Mention the African walking safari to anyone in the know and your first port of call will be Zambia, where in the latter half of the twentieth century the likes of Norman Carr and Robin Pope helped (re)pioneer a method of wild travel usurped by the motor car, particularly the 4X4.
Their philosophy, and one that rings true for walkers the world round, was and remains a simple and brilliant one: walking the wilderness, at a pace much more suited to the process of discovery, has the effect of reducing almost entirely the gap between the watcher and the watched, so much so that oppositional categories of this nature are wonderfully complicated by the thrill of being out in the wild, an animal among animals.
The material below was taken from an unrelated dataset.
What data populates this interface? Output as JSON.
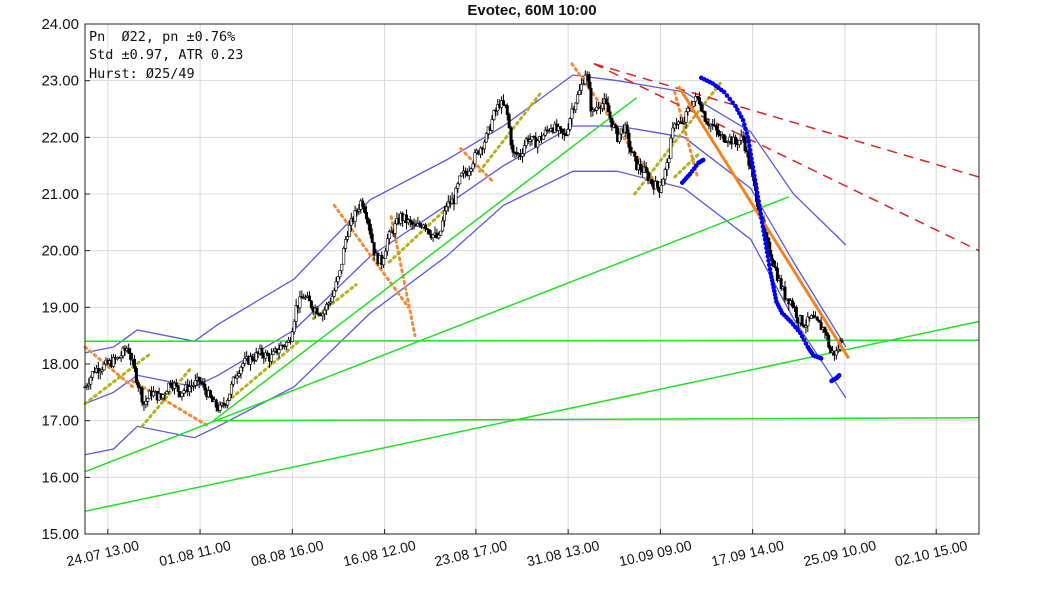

While almost every lodge not compromised by park status regulations will offer guided walks as one of many an activity, the luxury walking safari we are promoting here is the kind that takes as read that seeing the wild on foot is the traveller’s primary focus. To this end, there are two types of walking safari: one that operates from a single base; the other that travels from A to B, with stops in between. Zambia’s South Luangwa is home to both, as is Botswana’s Okavango Delta, where programmes designed to capture the walking safari’s spirit and its knowhow are intelligent, exciting and genuinely life changing. Similar opportunities exist in all the countries on our portfolio – Tanzania’s the Selous is something else, as are the breathtaking vistas explored by the walking tours in either the Lalibela area or the Tigray mountains, while creative and beautifully thought through fly camping expeditions are beginning to spring up almost everywhere.
Please note that such is the wealth of opportunity in the walking safari department, programmes such as Kerr and Downey Young Explorers successfully cater for the wants and needs of young people – the potential good of this type of walking safari knows no bounds.